Metabolomics Analysis Tutorial
LC-MS Diphenhydramine Pharmacokinetics in Skin and Plasma
1 Metabolomics Analysis Tutorial: LC-MS Diphenhydramine Pharmacokinetics
1.1 Overview
This tutorial series demonstrates a complete metabolomics analysis workflow using liquid chromatography-mass spectrometry (LC-MS) data from a pharmacokinetics study. The study investigates whether skin metabolites can serve as biomarkers for drug monitoring by comparing diphenhydramine levels and metabolic changes across plasma, forearm, and forehead skin samples.
Through these tutorials, you’ll learn how to process raw LC-MS data, perform exploratory data analysis, detect drug compounds, apply multivariate analysis for biomarker discovery, and compare metabolic profiles across different sampling locations.
1.2 Research Questions
This tutorial series addresses four key questions:
- Drug Detection: Can diphenhydramine be detected in skin with similar pharmacokinetics as plasma?
- Temporal Dynamics: What metabolites show interesting time trends following drug administration?
- Biomarker Discovery: Which skin metabolites can serve as proxies for plasma drug levels?
- Location Comparison: Is forearm or forehead better for non-invasive drug monitoring?
1.3 Study Design
Compound: Diphenhydramine (25 mg oral dose, antihistamine)
Sample Types: - Plasma (venous blood) - Forearm skin (D-Squame tape strips) - Forehead skin (D-Squame tape strips)
Subjects: 7 healthy volunteers (IRB-approved clinical study)
It didn’t know it was IRB-approved; of course it is, but it didn’t know.
It can hallucinate and still be true.
Timepoints: 6 sampling times (0h, 1h, 2h, 4h, 6h, 8h post-dose)

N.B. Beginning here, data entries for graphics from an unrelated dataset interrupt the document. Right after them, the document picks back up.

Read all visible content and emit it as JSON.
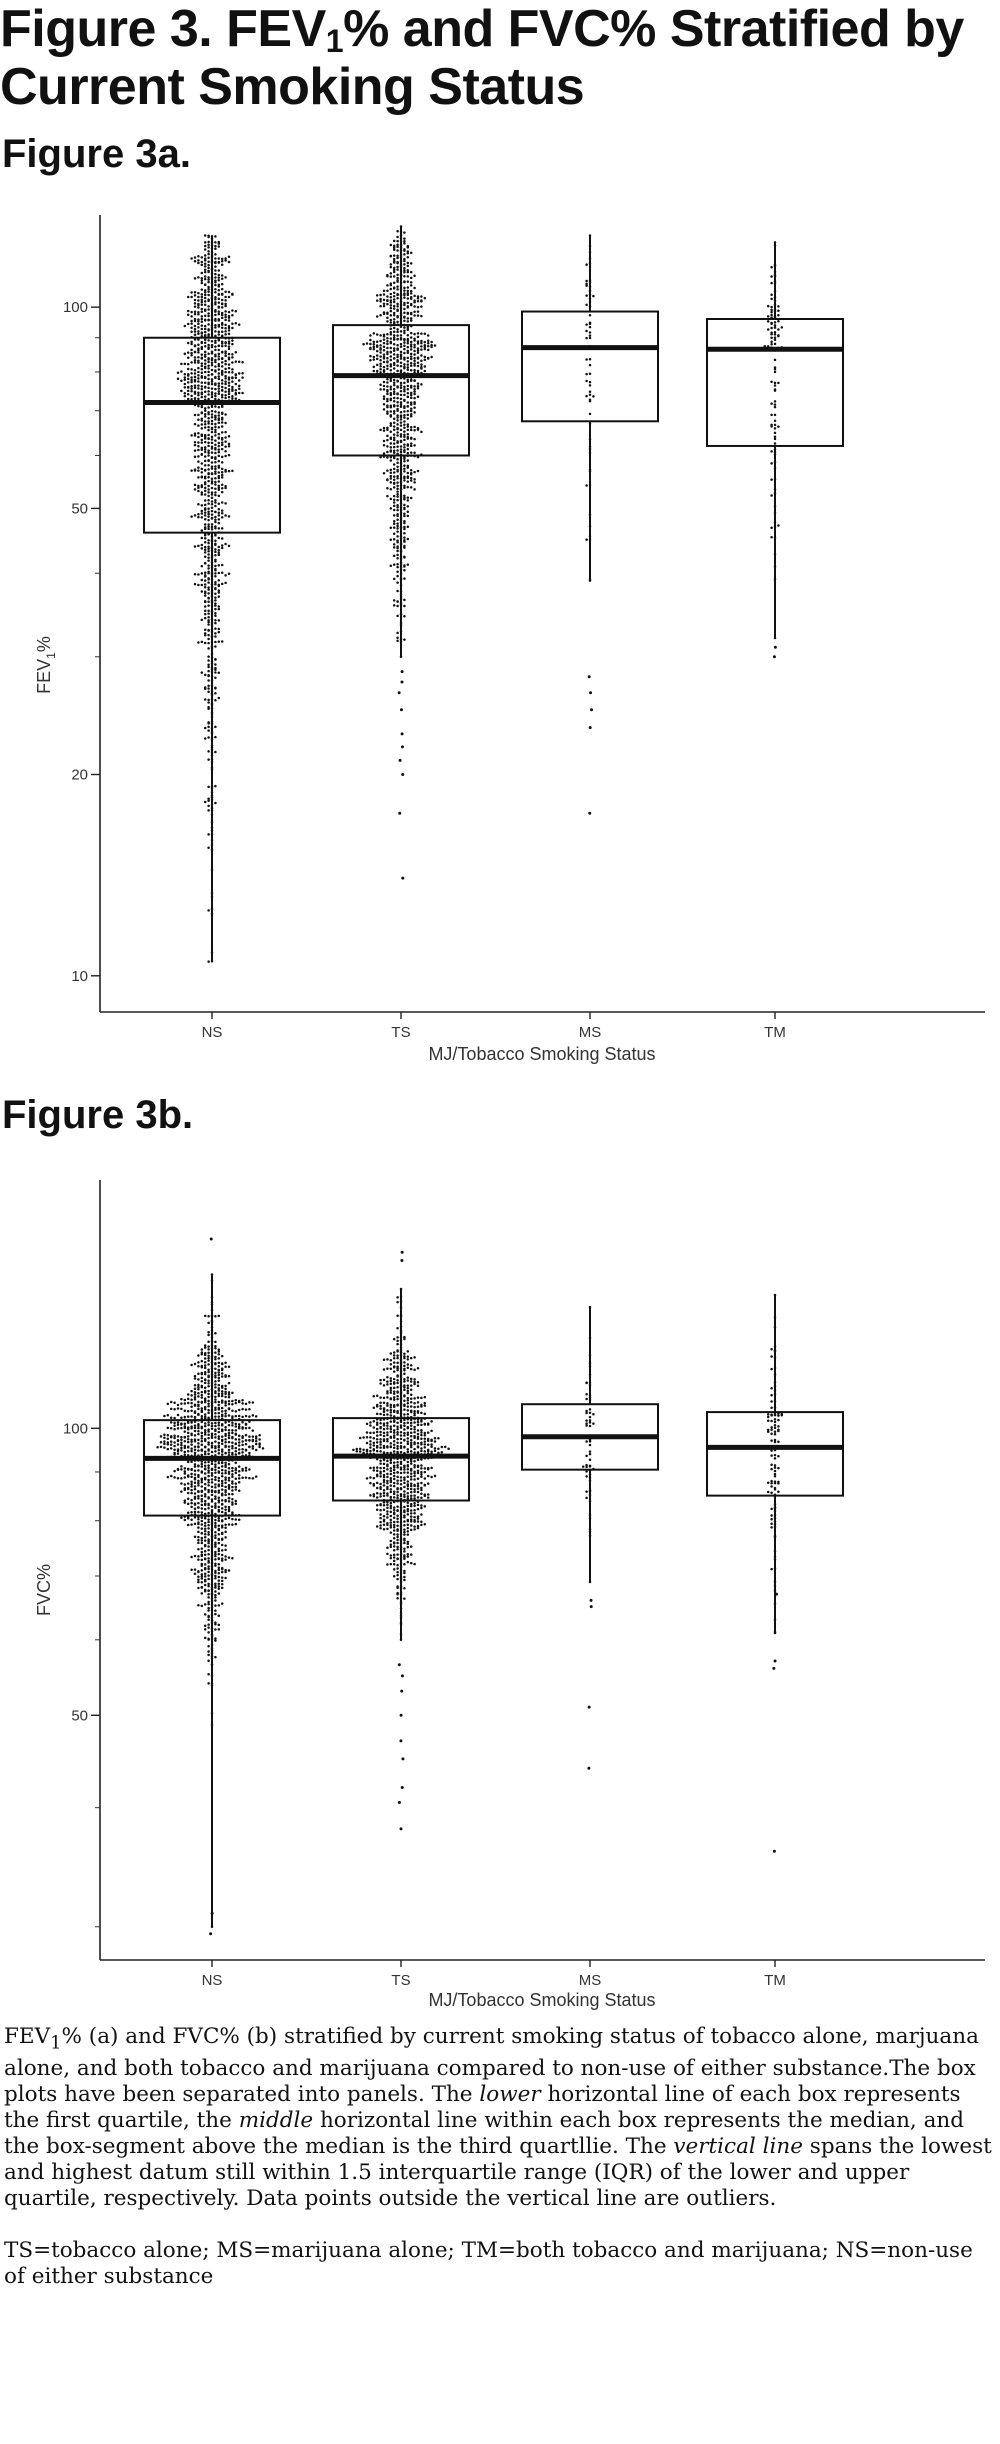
{
  "figure": {
    "title_pre": "Figure 3. FEV",
    "title_sub": "1",
    "title_post": "% and FVC% Stratified by Current Smoking Status",
    "panel_a_label": "Figure 3a.",
    "panel_b_label": "Figure 3b."
  },
  "chart_data": [
    {
      "type": "box",
      "panel": "Figure 3a.",
      "categories": [
        "NS",
        "TS",
        "MS",
        "TM"
      ],
      "xlabel": "MJ/Tobacco Smoking Status",
      "ylabel_pre": "FEV",
      "ylabel_sub": "1",
      "ylabel_post": "%",
      "yscale": "log",
      "ylim": [
        9.2,
        135
      ],
      "yticks": [
        10,
        20,
        50,
        100
      ],
      "grid": false,
      "boxes": [
        {
          "category": "NS",
          "q1": 46,
          "median": 72,
          "q3": 90,
          "whisker_low": 10.5,
          "whisker_high": 128,
          "n_points": 1200,
          "outliers": []
        },
        {
          "category": "TS",
          "q1": 60,
          "median": 79,
          "q3": 94,
          "whisker_low": 30,
          "whisker_high": 132,
          "n_points": 900,
          "outliers": [
            14,
            17.5,
            20,
            21,
            22,
            23,
            25,
            26.5,
            27.5,
            28.5
          ]
        },
        {
          "category": "MS",
          "q1": 67.5,
          "median": 87,
          "q3": 98.5,
          "whisker_low": 39,
          "whisker_high": 128,
          "n_points": 60,
          "outliers": [
            17.5,
            23.5,
            25,
            26.5,
            28
          ]
        },
        {
          "category": "TM",
          "q1": 62,
          "median": 86.5,
          "q3": 96,
          "whisker_low": 32,
          "whisker_high": 125,
          "n_points": 110,
          "outliers": [
            31,
            30
          ]
        }
      ]
    },
    {
      "type": "box",
      "panel": "Figure 3b.",
      "categories": [
        "NS",
        "TS",
        "MS",
        "TM"
      ],
      "xlabel": "MJ/Tobacco Smoking Status",
      "ylabel": "FVC%",
      "yscale": "log",
      "ylim": [
        28.5,
        180
      ],
      "yticks": [
        50,
        100
      ],
      "grid": false,
      "boxes": [
        {
          "category": "NS",
          "q1": 81,
          "median": 93,
          "q3": 102,
          "whisker_low": 30,
          "whisker_high": 145,
          "n_points": 1200,
          "outliers": [
            29.5,
            31,
            158
          ]
        },
        {
          "category": "TS",
          "q1": 84,
          "median": 93.5,
          "q3": 102.5,
          "whisker_low": 60,
          "whisker_high": 140,
          "n_points": 900,
          "outliers": [
            38,
            40.5,
            42,
            45,
            47,
            50,
            53,
            55,
            56.5,
            150,
            153
          ]
        },
        {
          "category": "MS",
          "q1": 90.5,
          "median": 98,
          "q3": 106,
          "whisker_low": 69,
          "whisker_high": 134,
          "n_points": 60,
          "outliers": [
            44,
            51,
            65,
            66
          ]
        },
        {
          "category": "TM",
          "q1": 85,
          "median": 95.5,
          "q3": 104,
          "whisker_low": 61,
          "whisker_high": 138,
          "n_points": 110,
          "outliers": [
            36,
            56,
            57,
            67
          ]
        }
      ]
    }
  ],
  "caption": {
    "p1_a": "FEV",
    "p1_sub": "1",
    "p1_b": "% (a) and FVC% (b) stratified by current smoking status of tobacco alone, marjuana alone, and both tobacco and marijuana compared to non-use of either substance.The box plots have been separated into panels. The ",
    "p1_lower": "lower",
    "p1_c": " horizontal line of each box represents the first quartile, the ",
    "p1_middle": "middle",
    "p1_d": " horizontal line within each box represents the median, and the box-segment above the median is the third quartllie. The ",
    "p1_vline": "vertical line",
    "p1_e": " spans the lowest and highest datum still within 1.5 interquartile range (IQR) of the lower and upper quartile, respectively. Data points outside the vertical line are outliers.",
    "p2": "TS=tobacco alone; MS=marijuana alone; TM=both tobacco and marijuana; NS=non-use of either substance"
  }
}
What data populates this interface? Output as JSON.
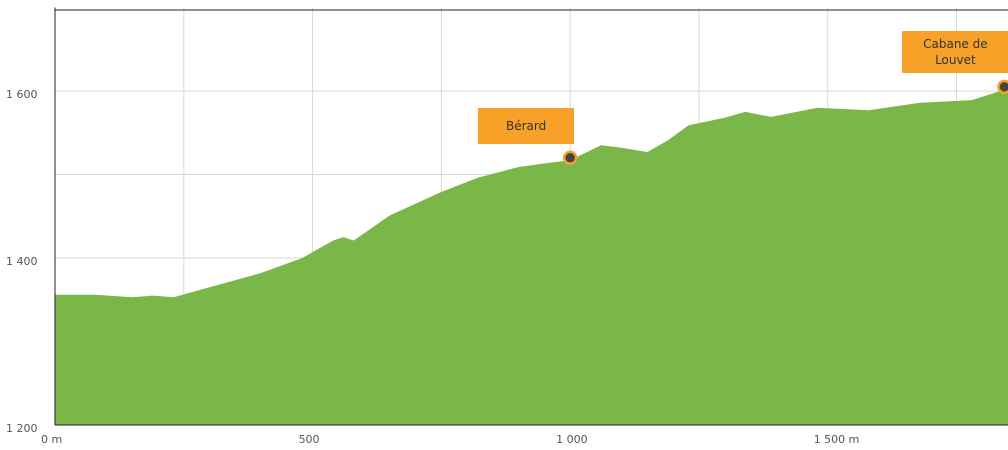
{
  "chart_data": {
    "type": "area",
    "x": [
      0,
      80,
      150,
      190,
      230,
      300,
      400,
      480,
      540,
      560,
      580,
      650,
      750,
      820,
      900,
      960,
      1000,
      1020,
      1060,
      1100,
      1150,
      1190,
      1230,
      1300,
      1340,
      1390,
      1480,
      1580,
      1680,
      1780,
      1850
    ],
    "values": [
      1356,
      1356,
      1353,
      1355,
      1353,
      1365,
      1382,
      1400,
      1421,
      1425,
      1421,
      1451,
      1479,
      1496,
      1509,
      1514,
      1517,
      1523,
      1535,
      1532,
      1527,
      1541,
      1559,
      1568,
      1575,
      1569,
      1580,
      1577,
      1586,
      1589,
      1603
    ],
    "color": "#7ab648",
    "xlim": [
      0,
      1850
    ],
    "ylim": [
      1200,
      1700
    ],
    "xticks": [
      {
        "value": 0,
        "label": "0 m"
      },
      500,
      {
        "value": 1000,
        "label": "1 000"
      },
      {
        "value": 1500,
        "label": "1 500 m"
      }
    ],
    "yticks": [
      {
        "value": 1200,
        "label": "1 200"
      },
      {
        "value": 1400,
        "label": "1 400"
      },
      {
        "value": 1600,
        "label": "1 600"
      }
    ],
    "xminor": [
      250,
      750,
      1250,
      1750
    ],
    "yminor": [
      1300,
      1500
    ],
    "grid": true,
    "annotations": [
      {
        "label": "Bérard",
        "x": 1000,
        "y": 1520
      },
      {
        "label": "Cabane de Louvet",
        "x": 1843,
        "y": 1605
      }
    ],
    "annotation_color": "#f7a128"
  }
}
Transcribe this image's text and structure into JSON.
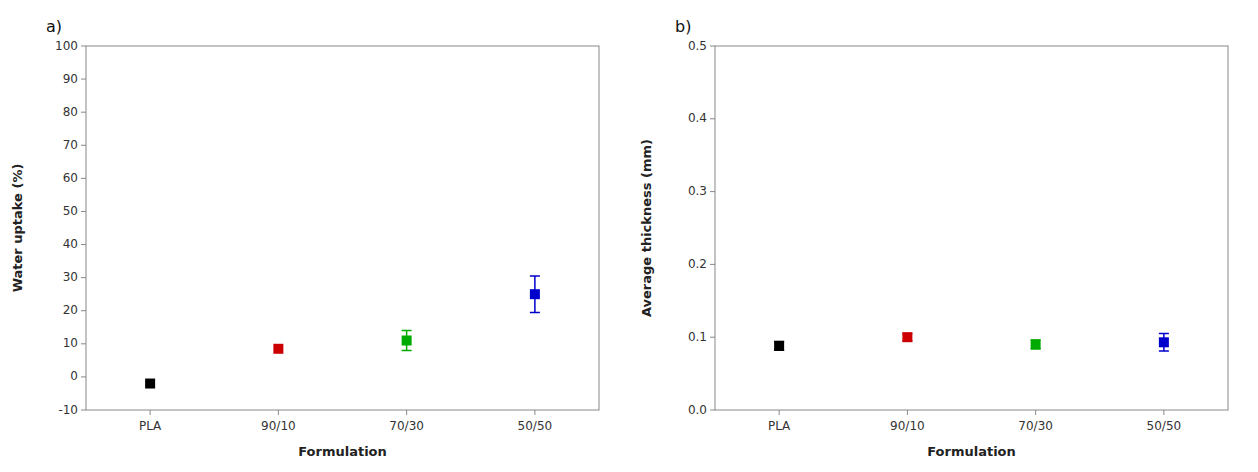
{
  "chart_data": [
    {
      "type": "scatter",
      "title": "a)",
      "x_label": "Formulation",
      "y_label": "Water uptake (%)",
      "categories": [
        "PLA",
        "90/10",
        "70/30",
        "50/50"
      ],
      "values": [
        -2.0,
        8.5,
        11.0,
        25.0
      ],
      "errors": [
        0.0,
        0.0,
        3.0,
        5.5
      ],
      "colors": [
        "#000000",
        "#cc0000",
        "#00aa00",
        "#0000cc"
      ],
      "marker": "square",
      "ylim": [
        -10,
        100
      ],
      "yticks": [
        -10,
        0,
        10,
        20,
        30,
        40,
        50,
        60,
        70,
        80,
        90,
        100
      ],
      "grid": false
    },
    {
      "type": "scatter",
      "title": "b)",
      "x_label": "Formulation",
      "y_label": "Average thickness (mm)",
      "categories": [
        "PLA",
        "90/10",
        "70/30",
        "50/50"
      ],
      "values": [
        0.088,
        0.1,
        0.09,
        0.093
      ],
      "errors": [
        0.006,
        0.005,
        0.006,
        0.012
      ],
      "colors": [
        "#000000",
        "#cc0000",
        "#00aa00",
        "#0000cc"
      ],
      "marker": "square",
      "ylim": [
        0.0,
        0.5
      ],
      "yticks": [
        {
          "value": 0.0,
          "label": "0.0"
        },
        0.1,
        0.2,
        0.3,
        0.4,
        0.5
      ],
      "grid": false
    }
  ]
}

Platform: Liquid chromatography-tandem mass spectrometry (LC-MS/MS) using an Agilent 6545 Q-TOF system with positive ion mode electrospray ionization
Data Processing: Feature detection and alignment performed using GNPS MZmine workflow
1.4 Tutorial Workflow
Follow the tutorials in this order to understand the complete analysis workflow:
- Data Preprocessing: Feature matching across GNPS datasets, quality control filtering, and data normalization
- Exploratory Data Analysis: Data quality assessment, missing value patterns, and temporal trends visualization
- Diphenhydramine Detection: Targeted analysis of drug pharmacokinetics across sample types
- Multivariate Analysis: PCA for temporal patterns, PLS-DA for location comparison, and biomarker identification
- Proxy Biomarker Discovery: Identifying skin metabolites that track plasma drug levels for non-invasive monitoring
- Location Comparison: Statistical comparison of forearm vs. forehead metabolic profiles
1.5 Learning Objectives
After completing this tutorial series, you will be able to:
- Match and align metabolomics features across multiple LC-MS datasets
- Apply appropriate normalization and quality control filtering to metabolomics data
- Visualize temporal trends in metabolomics data using heatmaps and time series plots
- Perform targeted pharmacokinetic analysis for specific compounds
- Apply multivariate methods (PCA, PLS-DA, PLS regression) to metabolomics data
- Identify discriminant metabolites using S-plots and VIP scores
- Discover proxy biomarkers using correlation screening and PLS regression with LOSO-CV
- Select biomarker candidates using composite ranking (correlation × VIP)
- Compare metabolic profiles across different biological sampling locations
- Interpret interactive visualizations (itables, plotly) for metabolomics results
1.6 Prerequisites
Required: - Basic Python programming (data structures, functions, loops) - Familiarity with pandas and numpy for data manipulation - Understanding of mass spectrometry concepts (m/z, retention time, peak areas)
Helpful but not required: - Experience with data visualization using matplotlib or plotly - Knowledge of multivariate statistics (PCA, PLS regression) - Familiarity with metabolomics or analytical chemistry workflows
1.7 Data Access
Raw GNPS feature tables (CSV format): - data/forearm_feature_table.csv - data/forehead_feature_table.csv - data/plasma_feature_table.csv
Preprocessed data (Python pickle): - data/preprocessing_result.pkl
The preprocessed pickle contains normalized feature matrices (X_processed), metadata (sample information), feature metadata (m/z, RT), raw peak areas, and feature IDs for all three sample types. Most tutorials use this preprocessed data as the starting point.
1.8 Getting Started
Begin with the Data Preprocessing tutorial to understand how the raw GNPS feature tables are processed into the analysis-ready dataset used in subsequent tutorials.
Each tutorial is self-contained with code examples, visualizations, and interpretations. Interactive tables (itables) and plots (plotly) allow you to explore the data dynamically.